Top affordable backup tools for Windows available online
Top affordable backup tools for Windows available online
Hey everyone, just wrapped up setting up my PC. Everything is installed and current. Now all my programs, games, and stuff are ready to go. Before I begin, I want to create a snapshot of my system so I can revert everything if needed. Ghost didn’t work on this build—it doesn’t detect my drives. Since I’m new to this setup, I’m unsure which tools are best or what the right terms mean. I’d like to regularly make full images of all my drives. That way, if a drive fails or gets infected, I can restore it and get back up quickly. It should work no matter the drive size—whether I’m backing up a 500GB SSD or a larger one. Having multiple 3TB drives would be handy too; I wouldn’t want to buy another large drive just for recovery purposes. It shouldn’t matter if the drive is an SSD or HDD, and I’d also like the ability to boot from another drive in case of failure. I heard some backup programs don’t always handle video backups well, so I’m looking for something reliable. AOMEI worked fine for backups, but when I tried recovering my 500GB SSD backup on a 1TB HDD, everything functioned perfectly except for booting from the drive. If my SSD fails unexpectedly during the night and I have important work, I’d hate to be stuck without access. Ideally, I could use my laptop to restore the OS on another drive and boot from it, at least temporarily. I’m not sure if I bought this system locally. Thanks!

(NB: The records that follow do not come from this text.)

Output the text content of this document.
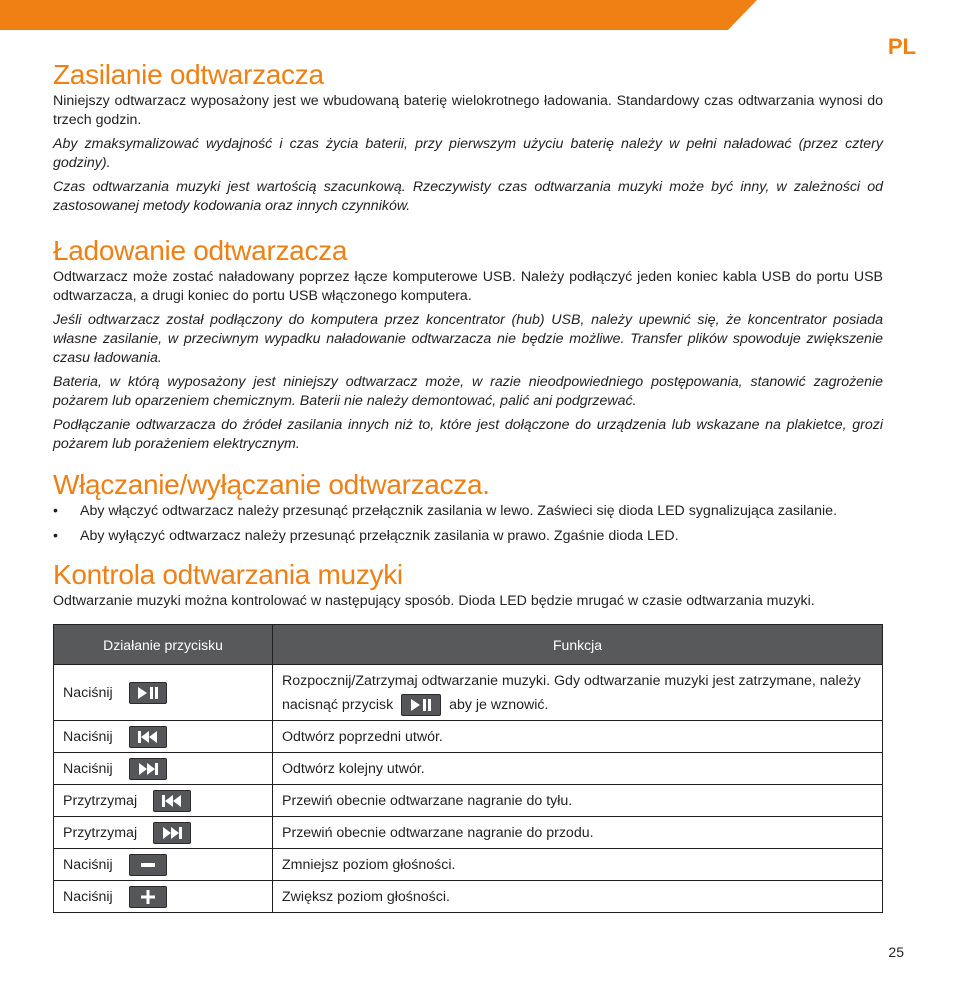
PL
Zasilanie odtwarzacza

Niniejszy odtwarzacz wyposażony jest we wbudowaną baterię wielokrotnego ładowania. Standardowy czas odtwarzania wynosi do trzech godzin.

Aby zmaksymalizować wydajność i czas życia baterii, przy pierwszym użyciu baterię należy w pełni naładować (przez cztery godziny).

Czas odtwarzania muzyki jest wartością szacunkową. Rzeczywisty czas odtwarzania muzyki może być inny, w zależności od zastosowanej metody kodowania oraz innych czynników.

Ładowanie odtwarzacza

Odtwarzacz może zostać naładowany poprzez łącze komputerowe USB. Należy podłączyć jeden koniec kabla USB do portu USB odtwarzacza, a drugi koniec do portu USB włączonego komputera.

Jeśli odtwarzacz został podłączony do komputera przez koncentrator (hub) USB, należy upewnić się, że koncentrator posiada własne zasilanie, w przeciwnym wypadku naładowanie odtwarzacza nie będzie możliwe. Transfer plików spowoduje zwiększenie czasu ładowania.

Bateria, w którą wyposażony jest niniejszy odtwarzacz może, w razie nieodpowiedniego postępowania, stanowić zagrożenie pożarem lub oparzeniem chemicznym. Baterii nie należy demontować, palić ani podgrzewać.

Podłączanie odtwarzacza do źródeł zasilania innych niż to, które jest dołączone do urządzenia lub wskazane na plakietce, grozi pożarem lub porażeniem elektrycznym.

Włączanie/wyłączanie odtwarzacza.
• Aby włączyć odtwarzacz należy przesunąć przełącznik zasilania w lewo. Zaświeci się dioda LED sygnalizująca zasilanie.
• Aby wyłączyć odtwarzacz należy przesunąć przełącznik zasilania w prawo. Zgaśnie dioda LED.
Kontrola odtwarzania muzyki

Odtwarzanie muzyki można kontrolować w następujący sposób. Dioda LED będzie mrugać w czasie odtwarzania muzyki.

Działanie przycisku	Funkcja

Naciśnij	Rozpocznij/Zatrzymaj odtwarzanie muzyki. Gdy odtwarzanie muzyki jest zatrzymane, należy nacisnąć przycisk aby je wznowić.

Naciśnij	Odtwórz poprzedni utwór.

Naciśnij	Odtwórz kolejny utwór.

Przytrzymaj	Przewiń obecnie odtwarzane nagranie do tyłu.

Przytrzymaj	Przewiń obecnie odtwarzane nagranie do przodu.

Naciśnij	Zmniejsz poziom głośności.

Naciśnij	Zwiększ poziom głośności.
25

@Enderman @ Altecice does it generate an image of the drive? When I used Ghost, I had a complete backup of all my drives on another HDD and it took less than 100GB. On Aomi it does the same, but it doesn’t allow me to boot from another HDD after recovery. I prefer Ghost, though since this is my first experience with large HDDs and RAID 0 configurations, it doesn’t recognize them. I might need a workaround that requires using two different backup tools. I’m hoping for a solution in one program. The advantage of Ghost was that I didn’t need the Windows OS to run it—I could boot from the Ghost CD, which already had the OS and software installed. As long as the drive is functional and has my backup image, I could recover it even if my C drive failed.
What does a crashplan mean? It's something I've only just learned about.
Yes, you can save all your video media, pictures, and music by converting them into an image format for backup.